Patricia Good, Chief of the Liason and Policy Section of the Office of Diversion Control at the DEA.

 
Therein lies the rub...."when used within the scope of the law".  How is a Doctor supposed to differentiate between a Drug Addict and a patient with legitimate means, 100 percent of the time.  If the Doctor writes a script for a person without legitimate means, they can and probably will be accountable for that patient.  
 
 quote "The language in Webb implied that the distribution of opiates to maintain opiate-dependent patients, even in the context of the bona fide exercise of medical judgment, was not "in the course of professional practice" and, therefore, was unlawful. This position was subsequently incorporated in the first Treasury Regulations implementing the Harrison Act , as well as numerous state statutes.

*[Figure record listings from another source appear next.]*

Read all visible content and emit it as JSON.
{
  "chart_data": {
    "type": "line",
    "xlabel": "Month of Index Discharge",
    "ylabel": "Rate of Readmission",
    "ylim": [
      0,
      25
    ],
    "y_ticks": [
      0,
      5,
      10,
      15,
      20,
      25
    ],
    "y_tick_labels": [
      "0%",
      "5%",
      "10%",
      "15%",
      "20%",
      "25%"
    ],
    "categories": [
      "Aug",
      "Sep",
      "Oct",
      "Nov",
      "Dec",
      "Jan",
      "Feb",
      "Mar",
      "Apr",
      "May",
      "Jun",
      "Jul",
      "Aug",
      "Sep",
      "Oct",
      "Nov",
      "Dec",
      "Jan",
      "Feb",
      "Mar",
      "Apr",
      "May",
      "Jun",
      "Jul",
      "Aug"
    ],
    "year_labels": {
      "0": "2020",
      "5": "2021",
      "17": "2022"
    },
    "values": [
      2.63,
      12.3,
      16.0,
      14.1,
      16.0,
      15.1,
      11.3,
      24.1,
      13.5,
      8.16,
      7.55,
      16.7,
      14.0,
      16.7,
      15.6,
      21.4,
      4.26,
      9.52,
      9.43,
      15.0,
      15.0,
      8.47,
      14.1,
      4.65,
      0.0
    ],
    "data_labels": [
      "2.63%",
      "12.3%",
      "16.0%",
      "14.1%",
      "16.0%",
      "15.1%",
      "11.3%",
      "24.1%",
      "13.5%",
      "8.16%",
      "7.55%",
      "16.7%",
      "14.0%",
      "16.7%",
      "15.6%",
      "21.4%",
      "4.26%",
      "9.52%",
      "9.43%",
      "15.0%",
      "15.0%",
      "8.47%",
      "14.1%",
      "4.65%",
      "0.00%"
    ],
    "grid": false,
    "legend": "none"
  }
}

The attitude reflected in the Court's holding has continued to dominate the culture of drug enforcement.
 
Under the apparently self-evident conventional understanding reflected in Webb, patients who required prolonged use or higher than normal doses of narcotics were considered addicts, regardless of the clinical circumstances giving rise to the use of these medications. Physicians who prescribed narcotics in this way were considered guilty of prescribing excessive amounts of controlled substances, which was deemed to constitute malpractice."end quote
 
Drug addicts can win an Academy Award when it comes to acting and they will act like they're in pain to get their supply.
 
A couple of good reads are:
 
http://www3.sympatico.ca/jfroache/CollateralDamage.html
 
http://www.doctordeluca.com/Library/WOD/LawRevPain-Hurwitz92.htm
 
Even though Narcotics are not very helpful (in the vast majority of Cluster problems), a lot of us have or know someone with moderate to severe pain., that are not due to clusters.